Social-Emotional Research Takes Center-Stage
The Mississippi ECIC met virtually to discuss how to best support kids in the state
On Thursday, October 21, 2021, the Early Childhood Investment Council (ECIC), an influential group of senior business leaders, met virtually for the 2nd Annual Mississippi Early Childhood Investment Council Convening. The power of the Early Childhood Investment Council group is their passion and love for children and families across the state of Mississippi, their understanding of how investments in children impact the state economy, and their willingness to use that power to influence decision-makers to support investments in young children.
Holly Spivey, Head Start Collaboration Director and Education Policy Advisor in the Office of Governor Tate Reeves, shared thanks for the work of the ECIC on behalf of the governor and provided updates from the State Early Childhood Advisory Council.
Todd Klunk, W.K. Kellogg Foundation Program Officer, talked about the Kellogg Foundation’s commitment to Mississippi and how they are proud to support the work of the ECIC.
Project Director Tonya H. Ware shared vital data from a 2017 national survey commissioned by ReadyNation: 92 percent of a nationally representative sample of 300 business leaders agreed that children’s experiences in the first five years of life affect the development of their social-emotional skills later in life. Further, the foundation of adult character skills is built in early childhood, and research has shown that character skills formed during this critical time in a child’s life impact the workforce.
For example, a 20-year study examined the character skills of 800 kindergarteners and followed them until age 25. For every one-point increase in children’s character skills scores in kindergarten, they were 54 percent more likely to earn a high school diploma, twice as likely to attain a college degree, and 46 percent more likely to have a full-time job at age 25.

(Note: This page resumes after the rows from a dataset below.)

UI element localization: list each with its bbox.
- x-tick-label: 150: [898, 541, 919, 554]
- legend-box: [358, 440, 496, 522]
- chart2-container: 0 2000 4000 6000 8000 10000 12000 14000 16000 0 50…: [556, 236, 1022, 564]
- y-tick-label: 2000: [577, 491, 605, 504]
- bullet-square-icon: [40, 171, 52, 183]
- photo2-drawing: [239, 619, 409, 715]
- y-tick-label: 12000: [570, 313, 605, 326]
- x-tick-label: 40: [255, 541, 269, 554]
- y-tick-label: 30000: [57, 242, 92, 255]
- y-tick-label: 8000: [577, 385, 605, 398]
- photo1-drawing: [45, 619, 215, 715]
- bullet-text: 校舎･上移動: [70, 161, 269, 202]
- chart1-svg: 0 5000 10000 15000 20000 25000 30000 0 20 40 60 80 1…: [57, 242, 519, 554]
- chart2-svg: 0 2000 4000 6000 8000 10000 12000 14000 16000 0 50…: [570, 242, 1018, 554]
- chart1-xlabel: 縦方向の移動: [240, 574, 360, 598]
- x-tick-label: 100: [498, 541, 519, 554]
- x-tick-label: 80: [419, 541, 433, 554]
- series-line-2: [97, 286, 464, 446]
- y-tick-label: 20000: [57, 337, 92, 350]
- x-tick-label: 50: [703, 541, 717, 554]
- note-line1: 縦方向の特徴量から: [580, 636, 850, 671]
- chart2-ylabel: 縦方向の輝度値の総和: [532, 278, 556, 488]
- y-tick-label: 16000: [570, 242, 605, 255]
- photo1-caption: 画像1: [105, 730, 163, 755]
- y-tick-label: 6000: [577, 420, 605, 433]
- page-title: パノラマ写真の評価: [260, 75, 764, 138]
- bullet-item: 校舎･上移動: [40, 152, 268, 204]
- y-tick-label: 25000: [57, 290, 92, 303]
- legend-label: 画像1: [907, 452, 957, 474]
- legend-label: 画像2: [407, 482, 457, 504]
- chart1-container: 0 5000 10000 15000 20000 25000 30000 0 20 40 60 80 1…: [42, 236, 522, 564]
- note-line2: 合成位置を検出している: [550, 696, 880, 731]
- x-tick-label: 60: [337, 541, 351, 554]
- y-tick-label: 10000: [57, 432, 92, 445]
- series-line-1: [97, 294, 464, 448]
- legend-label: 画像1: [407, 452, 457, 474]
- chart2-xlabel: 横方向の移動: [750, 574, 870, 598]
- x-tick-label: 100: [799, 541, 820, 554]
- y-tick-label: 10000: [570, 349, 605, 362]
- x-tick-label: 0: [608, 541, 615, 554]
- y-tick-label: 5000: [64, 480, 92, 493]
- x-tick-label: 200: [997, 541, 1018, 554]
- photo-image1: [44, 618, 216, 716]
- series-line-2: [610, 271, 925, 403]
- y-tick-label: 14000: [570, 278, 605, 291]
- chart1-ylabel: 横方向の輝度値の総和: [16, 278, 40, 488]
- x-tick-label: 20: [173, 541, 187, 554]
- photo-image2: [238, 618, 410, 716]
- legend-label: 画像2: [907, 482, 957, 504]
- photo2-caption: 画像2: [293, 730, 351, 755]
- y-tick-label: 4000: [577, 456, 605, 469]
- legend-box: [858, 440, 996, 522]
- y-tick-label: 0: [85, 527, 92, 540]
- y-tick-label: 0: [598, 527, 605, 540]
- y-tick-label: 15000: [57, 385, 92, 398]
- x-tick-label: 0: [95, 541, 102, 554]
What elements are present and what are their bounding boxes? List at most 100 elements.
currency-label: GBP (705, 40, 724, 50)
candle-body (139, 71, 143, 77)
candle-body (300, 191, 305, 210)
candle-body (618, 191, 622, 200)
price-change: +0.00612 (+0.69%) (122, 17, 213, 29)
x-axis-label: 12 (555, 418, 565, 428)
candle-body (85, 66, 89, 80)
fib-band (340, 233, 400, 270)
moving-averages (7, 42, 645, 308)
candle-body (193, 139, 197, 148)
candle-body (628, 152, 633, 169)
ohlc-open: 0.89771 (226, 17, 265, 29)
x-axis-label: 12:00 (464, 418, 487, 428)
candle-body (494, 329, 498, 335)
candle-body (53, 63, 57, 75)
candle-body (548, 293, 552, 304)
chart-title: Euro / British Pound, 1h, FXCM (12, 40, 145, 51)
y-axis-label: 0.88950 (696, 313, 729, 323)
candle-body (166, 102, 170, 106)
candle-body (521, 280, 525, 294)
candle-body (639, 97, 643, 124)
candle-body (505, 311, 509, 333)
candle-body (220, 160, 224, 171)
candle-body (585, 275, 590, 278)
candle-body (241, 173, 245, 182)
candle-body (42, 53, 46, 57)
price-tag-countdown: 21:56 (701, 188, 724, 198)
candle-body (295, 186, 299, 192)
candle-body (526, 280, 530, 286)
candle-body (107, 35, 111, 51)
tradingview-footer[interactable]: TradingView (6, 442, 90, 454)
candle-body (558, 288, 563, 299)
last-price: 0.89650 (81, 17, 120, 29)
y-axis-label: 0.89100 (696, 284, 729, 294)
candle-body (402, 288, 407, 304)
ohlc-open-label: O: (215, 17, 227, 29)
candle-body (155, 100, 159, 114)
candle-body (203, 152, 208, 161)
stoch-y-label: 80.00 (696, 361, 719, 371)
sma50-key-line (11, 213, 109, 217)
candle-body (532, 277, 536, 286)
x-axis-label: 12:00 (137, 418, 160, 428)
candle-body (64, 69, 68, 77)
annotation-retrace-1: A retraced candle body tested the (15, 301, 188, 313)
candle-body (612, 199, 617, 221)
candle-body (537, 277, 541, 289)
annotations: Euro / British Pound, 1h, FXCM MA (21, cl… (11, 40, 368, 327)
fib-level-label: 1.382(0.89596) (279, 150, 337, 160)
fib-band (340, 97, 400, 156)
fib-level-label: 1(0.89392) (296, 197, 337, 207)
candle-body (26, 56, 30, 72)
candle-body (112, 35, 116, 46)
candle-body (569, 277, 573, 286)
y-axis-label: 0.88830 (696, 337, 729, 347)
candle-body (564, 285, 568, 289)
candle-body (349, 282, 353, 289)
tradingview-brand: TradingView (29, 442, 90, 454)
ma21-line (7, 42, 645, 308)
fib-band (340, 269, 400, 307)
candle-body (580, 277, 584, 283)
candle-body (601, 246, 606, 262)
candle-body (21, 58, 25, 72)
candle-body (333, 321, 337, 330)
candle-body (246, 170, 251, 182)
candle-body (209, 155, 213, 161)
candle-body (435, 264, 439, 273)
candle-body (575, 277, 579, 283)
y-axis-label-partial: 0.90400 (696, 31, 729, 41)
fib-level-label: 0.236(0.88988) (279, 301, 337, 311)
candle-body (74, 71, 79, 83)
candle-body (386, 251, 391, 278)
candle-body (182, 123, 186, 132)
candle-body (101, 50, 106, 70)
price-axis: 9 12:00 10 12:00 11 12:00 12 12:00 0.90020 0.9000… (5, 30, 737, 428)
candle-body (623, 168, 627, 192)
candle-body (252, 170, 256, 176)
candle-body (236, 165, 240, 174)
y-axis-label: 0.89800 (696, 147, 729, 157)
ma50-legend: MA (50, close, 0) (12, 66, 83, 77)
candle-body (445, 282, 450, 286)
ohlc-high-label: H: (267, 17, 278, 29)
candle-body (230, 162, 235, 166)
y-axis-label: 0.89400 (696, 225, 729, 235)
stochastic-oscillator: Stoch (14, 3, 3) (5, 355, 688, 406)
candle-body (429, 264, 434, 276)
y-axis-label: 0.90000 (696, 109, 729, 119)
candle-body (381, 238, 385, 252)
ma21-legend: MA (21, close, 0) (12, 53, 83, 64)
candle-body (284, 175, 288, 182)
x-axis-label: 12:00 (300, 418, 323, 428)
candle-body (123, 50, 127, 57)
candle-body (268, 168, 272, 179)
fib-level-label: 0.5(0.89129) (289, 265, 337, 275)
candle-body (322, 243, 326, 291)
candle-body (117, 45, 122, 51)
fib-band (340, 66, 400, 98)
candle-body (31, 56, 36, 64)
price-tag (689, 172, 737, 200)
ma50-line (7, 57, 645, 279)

ReadyNation Brain Science Speakers Bureau expert speaker Bob Sornson, Ph.D., discussed the importance of social-emotional skills in young learners for positive outcomes later in life. The Lena Grow organization showcased how they are partnering with classrooms, teachers, and parents in Mississippi to provide data and device support to track early talk in young children as they learn and develop social-emotional skills. During this annual meeting, ReadyNation released a research brief focused on how developing children’s social-emotional skills supports workforce success in Mississippi.
Rachel Canter, Mississippi First Executive Director, discussed early childhood policy opportunities and the importance of business voices to impact positive change. Those who joined the annual meeting were filled with a sense of hope and resolved to focus on the critical mission ahead.